Pregnant woman in park.
Reuters/Neil Hall
In the summer of life.
BULGE BRACKET

The impact of women’s careers on childbearing age, in one chart

By Cassie Werber

We know intuitively that, in developed economies, birthrates are falling as people have fewer children and are waiting until later in life to start families. For some, that’s because of career commitments earlier in life. For others, travel and education play a role, while others are waiting until they’ve found someone with whom they want to co-parent.

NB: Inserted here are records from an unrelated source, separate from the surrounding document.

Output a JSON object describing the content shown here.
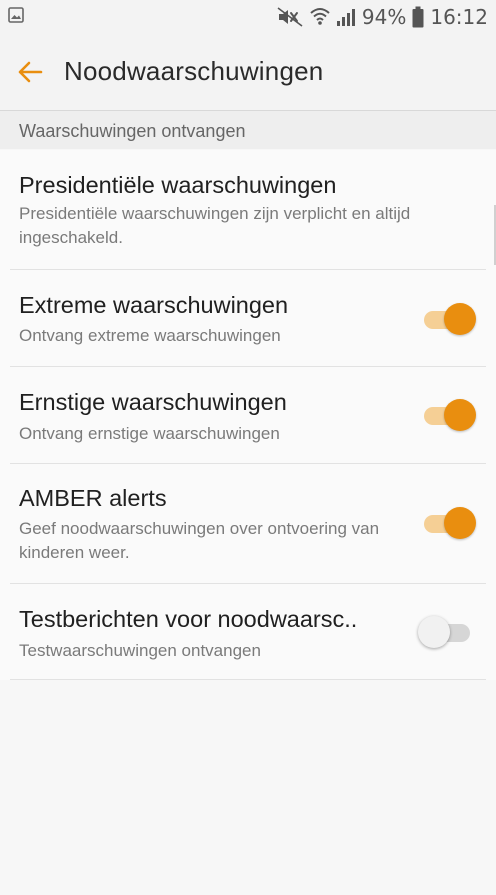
{
  "status_bar": {
    "left_icon": "image-icon",
    "icons": [
      "mute-icon",
      "wifi-icon",
      "signal-icon",
      "battery-icon"
    ],
    "battery": "94%",
    "time": "16:12"
  },
  "app_bar": {
    "back_icon": "back-arrow-icon",
    "title": "Noodwaarschuwingen"
  },
  "section": {
    "header": "Waarschuwingen ontvangen"
  },
  "items": [
    {
      "title": "Presidentiële waarschuwingen",
      "subtitle": "Presidentiële waarschuwingen zijn verplicht en altijd ingeschakeld.",
      "toggle": null
    },
    {
      "title": "Extreme waarschuwingen",
      "subtitle": "Ontvang extreme waarschuwingen",
      "toggle": "on"
    },
    {
      "title": "Ernstige waarschuwingen",
      "subtitle": "Ontvang ernstige waarschuwingen",
      "toggle": "on"
    },
    {
      "title": "AMBER alerts",
      "subtitle": "Geef noodwaarschuwingen over ontvoering van kinderen weer.",
      "toggle": "on"
    },
    {
      "title": "Testberichten voor noodwaarsc..",
      "subtitle": "Testwaarschuwingen ontvangen",
      "toggle": "off"
    }
  ],
  "colors": {
    "accent": "#e98e0f",
    "accent_track": "#f5cf95",
    "off_track": "#d6d6d6",
    "off_thumb": "#f1f1f1"
  }
}
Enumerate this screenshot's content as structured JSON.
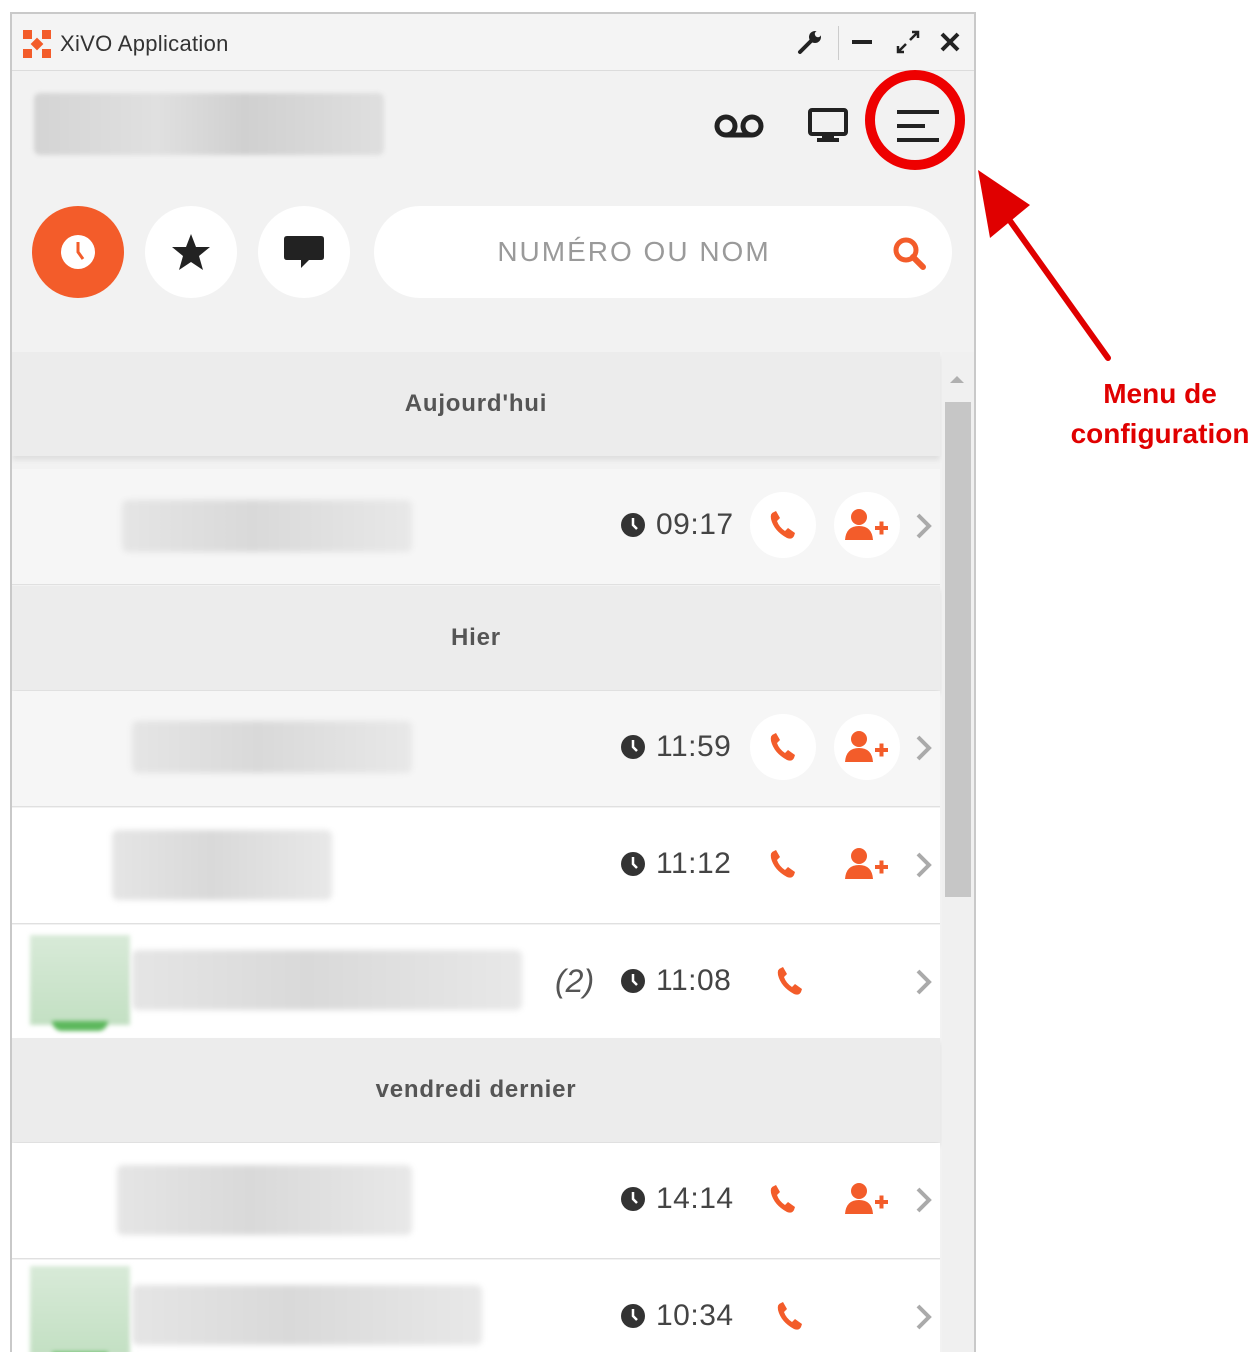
{
  "window": {
    "title": "XiVO Application"
  },
  "search": {
    "placeholder": "NUMÉRO OU NOM"
  },
  "groups": [
    {
      "label": "Aujourd'hui"
    },
    {
      "label": "Hier"
    },
    {
      "label": "vendredi dernier"
    }
  ],
  "calls": [
    {
      "time": "09:17"
    },
    {
      "time": "11:59"
    },
    {
      "time": "11:12"
    },
    {
      "time": "11:08",
      "count": "(2)"
    },
    {
      "time": "14:14"
    },
    {
      "time": "10:34"
    }
  ],
  "annotation": {
    "line1": "Menu de",
    "line2": "configuration"
  },
  "colors": {
    "accent": "#f35c2a",
    "annotation": "#e00000",
    "presence": "#5cb85c"
  }
}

Stats just released by the UK’s Office for National Statistics gives one of the clearest pictures yet of these shifts. For the first time since the ONS began collecting data, more women are getting pregnant at age 30 or older than in their 20s:

In 2017, the most recent year for which the agency has data, there were 398,284 pregnancies to women aged 30 or over, and 395,856 pregnancies to women of between 20 and 29. (Not all pregnancies, of course, end in childbirth.)

Pregnancy in women under 20, meanwhile, fell to its lowest ever level. Kathryn Littleboy, the statistician responsible for the ONS data, said that teenage pregnancy rates, which have been falling consistently for 10 years and have more than halved since records began in 1990, may have dropped because of improved sex education, better access to contraceptives, and more young women staying in education.

Total conceptions in all three of these age brackets fell, part of a trend of declining overall birthrate that keeps the UK in line with other developed economies. Only one age group saw a net rise in the rate of conception: women over 40, for whom total conceptions increased by 2.6% from the previous year. Littleboy said the reasons behind the rise in women over 40 having more children could include the effects of rising living costs.

The overall trend of women getting pregnant later, however, signals a bigger shift for women, away from early marriage and motherhood, and toward establishing their careers. Fertile years don’t last forever, which is why it makes sense to compare one decade—the 20s, when most pregnancies used to occur—to the total of both the 30s and 40s.

Using the UK as a proxy for global trends, it seems likely that women entering the workplace and staying in it even when they have kids will mean a continued shift to pregnancy in the third and fourth decades of life.